Rapat Dengar Pendapat (RDP) Komisi VIII DPR RI - KPAI
KPAI PERLU DIPERKUAT . Penguatan peran KPAI dalam meningkatkan efektifitas penyelenggaraan perlindungan anak di Indonesia menjadi salah satu butir kesimpulan dalam Rapat Dengar Pendapat (RDP) yang digelar Komisi VIII DPR RI dan KPAI, pada Kamis malam (12/11) lalu di Ruang Rapat Komisi VIII Gedung DPR RI.
RDP kali ini menurut Ketua Komisi VIII, diikuti oleh 28 orang anggota Komisi VIII. Meski diakuinya, yang hadir sekitar 17 orang karena beberapa anggota Komisi VIII yang lain sedang izin menjalankan fungsi pengawasan pelaksanaan ibadah haji.
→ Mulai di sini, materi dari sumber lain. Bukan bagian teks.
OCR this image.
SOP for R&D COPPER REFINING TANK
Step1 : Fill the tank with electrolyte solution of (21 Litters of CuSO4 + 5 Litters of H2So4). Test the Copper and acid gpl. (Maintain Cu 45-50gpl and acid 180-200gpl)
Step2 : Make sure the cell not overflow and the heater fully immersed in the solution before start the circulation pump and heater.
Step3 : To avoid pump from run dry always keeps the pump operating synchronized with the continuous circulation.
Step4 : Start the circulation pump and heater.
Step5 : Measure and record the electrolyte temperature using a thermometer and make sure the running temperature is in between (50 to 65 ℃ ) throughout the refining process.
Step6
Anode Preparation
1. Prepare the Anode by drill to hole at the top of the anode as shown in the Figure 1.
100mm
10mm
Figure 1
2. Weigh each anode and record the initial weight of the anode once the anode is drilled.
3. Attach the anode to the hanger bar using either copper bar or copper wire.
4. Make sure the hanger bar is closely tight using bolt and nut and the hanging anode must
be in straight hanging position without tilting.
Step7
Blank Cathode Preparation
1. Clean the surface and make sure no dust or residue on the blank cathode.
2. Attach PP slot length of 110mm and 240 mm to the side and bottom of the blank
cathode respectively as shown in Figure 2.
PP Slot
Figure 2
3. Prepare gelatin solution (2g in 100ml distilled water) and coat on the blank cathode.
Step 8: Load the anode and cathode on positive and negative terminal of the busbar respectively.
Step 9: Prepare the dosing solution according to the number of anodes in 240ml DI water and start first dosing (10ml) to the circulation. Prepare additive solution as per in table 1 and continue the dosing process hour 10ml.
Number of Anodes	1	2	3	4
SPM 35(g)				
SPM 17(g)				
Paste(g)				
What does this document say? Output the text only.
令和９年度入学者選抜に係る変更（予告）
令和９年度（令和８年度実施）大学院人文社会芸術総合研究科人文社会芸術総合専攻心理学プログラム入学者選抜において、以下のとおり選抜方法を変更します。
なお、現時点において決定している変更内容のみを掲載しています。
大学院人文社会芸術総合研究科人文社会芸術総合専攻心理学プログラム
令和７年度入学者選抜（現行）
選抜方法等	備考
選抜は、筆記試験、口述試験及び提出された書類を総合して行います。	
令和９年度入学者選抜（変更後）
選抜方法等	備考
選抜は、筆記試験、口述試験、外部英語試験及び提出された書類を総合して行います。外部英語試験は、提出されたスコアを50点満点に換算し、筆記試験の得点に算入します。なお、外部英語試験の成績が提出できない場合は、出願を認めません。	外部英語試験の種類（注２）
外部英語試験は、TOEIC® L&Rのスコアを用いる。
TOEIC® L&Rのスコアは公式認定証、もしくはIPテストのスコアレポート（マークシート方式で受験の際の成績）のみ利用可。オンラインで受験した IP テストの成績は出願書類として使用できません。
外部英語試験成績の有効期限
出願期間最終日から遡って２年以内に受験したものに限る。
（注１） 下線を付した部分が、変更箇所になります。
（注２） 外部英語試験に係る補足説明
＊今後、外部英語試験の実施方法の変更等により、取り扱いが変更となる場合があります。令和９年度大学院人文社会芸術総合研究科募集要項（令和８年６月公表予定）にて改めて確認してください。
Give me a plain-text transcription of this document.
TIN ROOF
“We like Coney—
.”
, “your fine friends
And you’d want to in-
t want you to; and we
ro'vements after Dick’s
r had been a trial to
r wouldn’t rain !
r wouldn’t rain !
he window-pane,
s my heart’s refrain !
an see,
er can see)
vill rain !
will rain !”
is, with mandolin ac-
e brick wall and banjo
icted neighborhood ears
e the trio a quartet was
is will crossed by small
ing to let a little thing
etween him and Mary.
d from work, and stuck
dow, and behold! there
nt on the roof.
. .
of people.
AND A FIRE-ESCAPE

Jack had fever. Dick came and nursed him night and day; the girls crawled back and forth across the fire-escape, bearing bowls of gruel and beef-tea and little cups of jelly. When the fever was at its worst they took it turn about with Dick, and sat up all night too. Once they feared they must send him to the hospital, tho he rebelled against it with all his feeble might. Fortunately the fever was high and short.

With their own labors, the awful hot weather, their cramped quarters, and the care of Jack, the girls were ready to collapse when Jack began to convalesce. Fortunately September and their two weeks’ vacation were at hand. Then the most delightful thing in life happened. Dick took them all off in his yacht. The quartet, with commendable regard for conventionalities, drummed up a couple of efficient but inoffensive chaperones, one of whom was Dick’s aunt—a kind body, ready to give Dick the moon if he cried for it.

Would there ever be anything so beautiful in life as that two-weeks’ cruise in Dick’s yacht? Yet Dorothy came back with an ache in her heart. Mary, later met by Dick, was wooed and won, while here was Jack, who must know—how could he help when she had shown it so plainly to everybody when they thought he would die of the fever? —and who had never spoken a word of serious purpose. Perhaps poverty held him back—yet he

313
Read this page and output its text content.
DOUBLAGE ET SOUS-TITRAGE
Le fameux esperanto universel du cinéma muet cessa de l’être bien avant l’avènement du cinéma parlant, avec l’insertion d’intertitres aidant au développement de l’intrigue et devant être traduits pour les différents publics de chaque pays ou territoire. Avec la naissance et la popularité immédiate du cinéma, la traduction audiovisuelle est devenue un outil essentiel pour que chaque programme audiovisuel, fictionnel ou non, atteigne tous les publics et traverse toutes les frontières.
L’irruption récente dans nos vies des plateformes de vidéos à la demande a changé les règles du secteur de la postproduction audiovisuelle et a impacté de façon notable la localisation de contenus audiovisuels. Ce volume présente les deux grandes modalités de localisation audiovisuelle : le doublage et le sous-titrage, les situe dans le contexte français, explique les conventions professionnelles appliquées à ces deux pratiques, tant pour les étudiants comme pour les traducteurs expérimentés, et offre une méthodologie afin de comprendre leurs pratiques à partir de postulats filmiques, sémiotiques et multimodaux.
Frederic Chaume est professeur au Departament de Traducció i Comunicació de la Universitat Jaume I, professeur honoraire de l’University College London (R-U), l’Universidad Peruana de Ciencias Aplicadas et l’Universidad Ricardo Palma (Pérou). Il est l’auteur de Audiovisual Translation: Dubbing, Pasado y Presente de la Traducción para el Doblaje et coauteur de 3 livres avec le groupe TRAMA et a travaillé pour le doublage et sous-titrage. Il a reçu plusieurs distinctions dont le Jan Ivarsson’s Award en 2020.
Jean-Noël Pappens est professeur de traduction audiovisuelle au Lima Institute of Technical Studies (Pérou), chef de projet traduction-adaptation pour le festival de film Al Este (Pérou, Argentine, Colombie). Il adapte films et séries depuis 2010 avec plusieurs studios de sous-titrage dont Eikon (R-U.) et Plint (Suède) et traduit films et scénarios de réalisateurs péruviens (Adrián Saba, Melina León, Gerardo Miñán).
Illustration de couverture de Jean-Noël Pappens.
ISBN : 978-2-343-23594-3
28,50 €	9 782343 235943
Ketua KPAI, Hadi Supeno dalam sambutan awalnya menyampaikan ucapan selamat kepada para anggota Komisi VIII yang baru menjalankan tugas dan berharap ke depan dapat terus melakukan kerjasama dan kemitraan dengan KPAI. Dalam kesempatan itu, Ketua KPAI juga memperkenalkan para komisioner KPAI yang hadir lengkap dalam RDP dengan Komisi VIII tersebut. Sebelum menyampaikan paparan KPAI dalam RDP tersebut, diputarkan video profil KPAI dengan durasi sekitar 7 menit dan cukup menarik perhatian para anggota Komisi VIII.
Diskusi dan Tanggapan
Anggota Komisi VIII cukup antusias memberikan tanggapan terhadap bahan yang telah disampaikan KPAI. Dalam sesi tanya jawab misalnya, 12 anggota Komisi VIII memberikan tanggapan, saran, masukan dan pertanyaan terkait pelaksanaan tugas pokok dan fungsi KPAI. Umumnya para Anggota Komisi VIII DPR RI menanyakan hal-hal terkait penyelenggaraan perlindungan anak, serta upaya memperkuat peran dan tugas pokok KPAI. Bebebapa tema sempat menjadi bahan pembahasan yang menarik, seperti pendekatan restorative justice, dan lain-lain.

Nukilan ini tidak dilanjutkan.